Jonah Weiner's McCartney Interview "If This Was In The Sixties, I'd Try And Be Pulling Her"

Stone writer

A coupla years ago I knocked rock writer Jonah Weiner  over a really terrible review of the godawful Blueprint 3, another scmuck bore. And I was write, but, really who wants to be judged on their worse writing? I have a review of Spoon at Radio City Music Hall that was so lousy I had to check the by-line and make sure it was me who had written that crap.

But Weiner followed it with an underwhelming Marc Ronson profile in Rolling Stone and I wondered again why this guy was such hot stuff and I wasn’t.

Well now I know why.

Earlier this year, Weiner wrote a terrific profile of Daft Punk, undoubtedly the best thing I’ve read about the duo it was part history, part tube hopper and it seemed to reflect so well on how it was done, how it was put together and where it would go to from here: what had happened and what should happen to EDM. Compared to Ryan Dombal’s lousy Pitchfork interview, it was Shakespeare.

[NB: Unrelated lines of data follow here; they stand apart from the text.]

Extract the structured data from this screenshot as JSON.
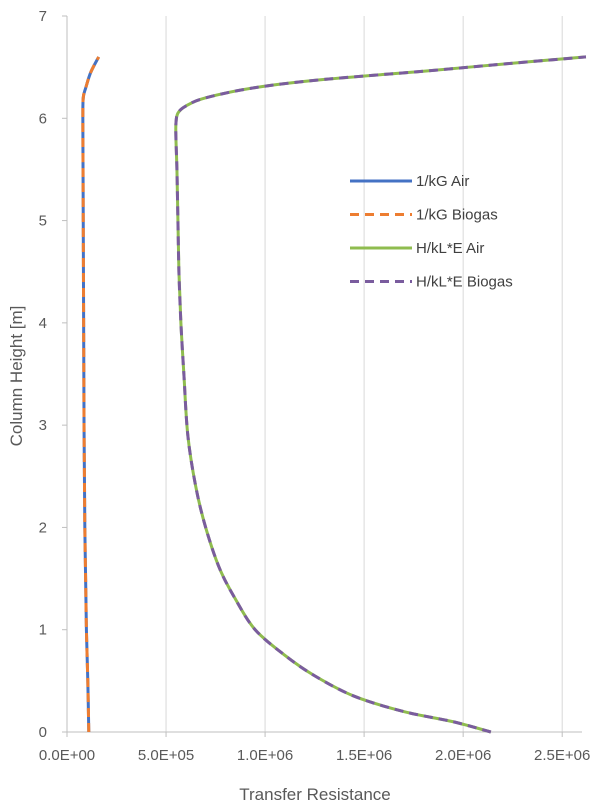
{
  "chart_data": {
    "type": "scatter",
    "mode": "smooth-lines",
    "xlabel": "Transfer Resistance",
    "ylabel": "Column Height [m]",
    "xlim": [
      0,
      2600000
    ],
    "ylim": [
      0,
      7
    ],
    "x_ticks": [
      0,
      500000,
      1000000,
      1500000,
      2000000,
      2500000
    ],
    "x_tick_labels": [
      "0.0E+00",
      "5.0E+05",
      "1.0E+06",
      "1.5E+06",
      "2.0E+06",
      "2.5E+06"
    ],
    "y_ticks": [
      0,
      1,
      2,
      3,
      4,
      5,
      6,
      7
    ],
    "y_tick_labels": [
      "0",
      "1",
      "2",
      "3",
      "4",
      "5",
      "6",
      "7"
    ],
    "grid": "vertical",
    "legend_position": "right-middle",
    "series": [
      {
        "name": "1/kG Air",
        "color": "#4472C4",
        "dash": "solid",
        "points": [
          [
            110000,
            0
          ],
          [
            105000,
            0.5
          ],
          [
            98000,
            1.0
          ],
          [
            94000,
            1.5
          ],
          [
            90000,
            2.0
          ],
          [
            88000,
            2.5
          ],
          [
            86000,
            3.0
          ],
          [
            85000,
            3.5
          ],
          [
            84000,
            4.0
          ],
          [
            83000,
            4.5
          ],
          [
            82000,
            5.0
          ],
          [
            81000,
            5.5
          ],
          [
            80000,
            6.0
          ],
          [
            82000,
            6.2
          ],
          [
            95000,
            6.3
          ],
          [
            120000,
            6.45
          ],
          [
            160000,
            6.6
          ]
        ]
      },
      {
        "name": "1/kG Biogas",
        "color": "#ED7D31",
        "dash": "dashed",
        "points": [
          [
            110000,
            0
          ],
          [
            105000,
            0.5
          ],
          [
            98000,
            1.0
          ],
          [
            94000,
            1.5
          ],
          [
            90000,
            2.0
          ],
          [
            88000,
            2.5
          ],
          [
            86000,
            3.0
          ],
          [
            85000,
            3.5
          ],
          [
            84000,
            4.0
          ],
          [
            83000,
            4.5
          ],
          [
            82000,
            5.0
          ],
          [
            81000,
            5.5
          ],
          [
            80000,
            6.0
          ],
          [
            82000,
            6.2
          ],
          [
            95000,
            6.3
          ],
          [
            120000,
            6.45
          ],
          [
            160000,
            6.6
          ]
        ]
      },
      {
        "name": "H/kL*E Air",
        "color": "#8FBC4F",
        "dash": "solid",
        "points": [
          [
            2140000,
            0
          ],
          [
            1950000,
            0.1
          ],
          [
            1700000,
            0.2
          ],
          [
            1450000,
            0.35
          ],
          [
            1250000,
            0.55
          ],
          [
            1100000,
            0.75
          ],
          [
            950000,
            1.0
          ],
          [
            850000,
            1.3
          ],
          [
            770000,
            1.6
          ],
          [
            700000,
            2.0
          ],
          [
            650000,
            2.4
          ],
          [
            610000,
            2.9
          ],
          [
            590000,
            3.5
          ],
          [
            575000,
            4.0
          ],
          [
            565000,
            4.5
          ],
          [
            560000,
            5.0
          ],
          [
            555000,
            5.5
          ],
          [
            550000,
            5.8
          ],
          [
            550000,
            5.95
          ],
          [
            560000,
            6.05
          ],
          [
            600000,
            6.12
          ],
          [
            700000,
            6.2
          ],
          [
            950000,
            6.3
          ],
          [
            1300000,
            6.38
          ],
          [
            1800000,
            6.46
          ],
          [
            2200000,
            6.53
          ],
          [
            2620000,
            6.6
          ]
        ]
      },
      {
        "name": "H/kL*E Biogas",
        "color": "#7A5C9E",
        "dash": "dashed",
        "points": [
          [
            2140000,
            0
          ],
          [
            1950000,
            0.1
          ],
          [
            1700000,
            0.2
          ],
          [
            1450000,
            0.35
          ],
          [
            1250000,
            0.55
          ],
          [
            1100000,
            0.75
          ],
          [
            950000,
            1.0
          ],
          [
            850000,
            1.3
          ],
          [
            770000,
            1.6
          ],
          [
            700000,
            2.0
          ],
          [
            650000,
            2.4
          ],
          [
            610000,
            2.9
          ],
          [
            590000,
            3.5
          ],
          [
            575000,
            4.0
          ],
          [
            565000,
            4.5
          ],
          [
            560000,
            5.0
          ],
          [
            555000,
            5.5
          ],
          [
            550000,
            5.8
          ],
          [
            550000,
            5.95
          ],
          [
            560000,
            6.05
          ],
          [
            600000,
            6.12
          ],
          [
            700000,
            6.2
          ],
          [
            950000,
            6.3
          ],
          [
            1300000,
            6.38
          ],
          [
            1800000,
            6.46
          ],
          [
            2200000,
            6.53
          ],
          [
            2620000,
            6.6
          ]
        ]
      }
    ]
  }
}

But the current issue of Rolling Stone was better. I can’t express my admiration for Weiner’s writing in the current Rolling Stone highly enough. The Lorde interview was good, nothing wrong with it, but the Paul McCartney interview was simply magical.  Near the beginning, he has McCartney discussing the photographer Peggy Sirota: “She was great, she was cool. I kept thinking ‘If this was in the Sixties, I’d try and be pulling her.’”  That was really insightful and humanizing and the article is filled with moments like that.

It isn’t for Jonah to judge McCartney but when he quotes McCartney as having “someone else in The room”, Lennon, who he bounces ideas off,  Weiner has it both ways.

This is refreshing and illuminating writing on a superstar we have read about countless times.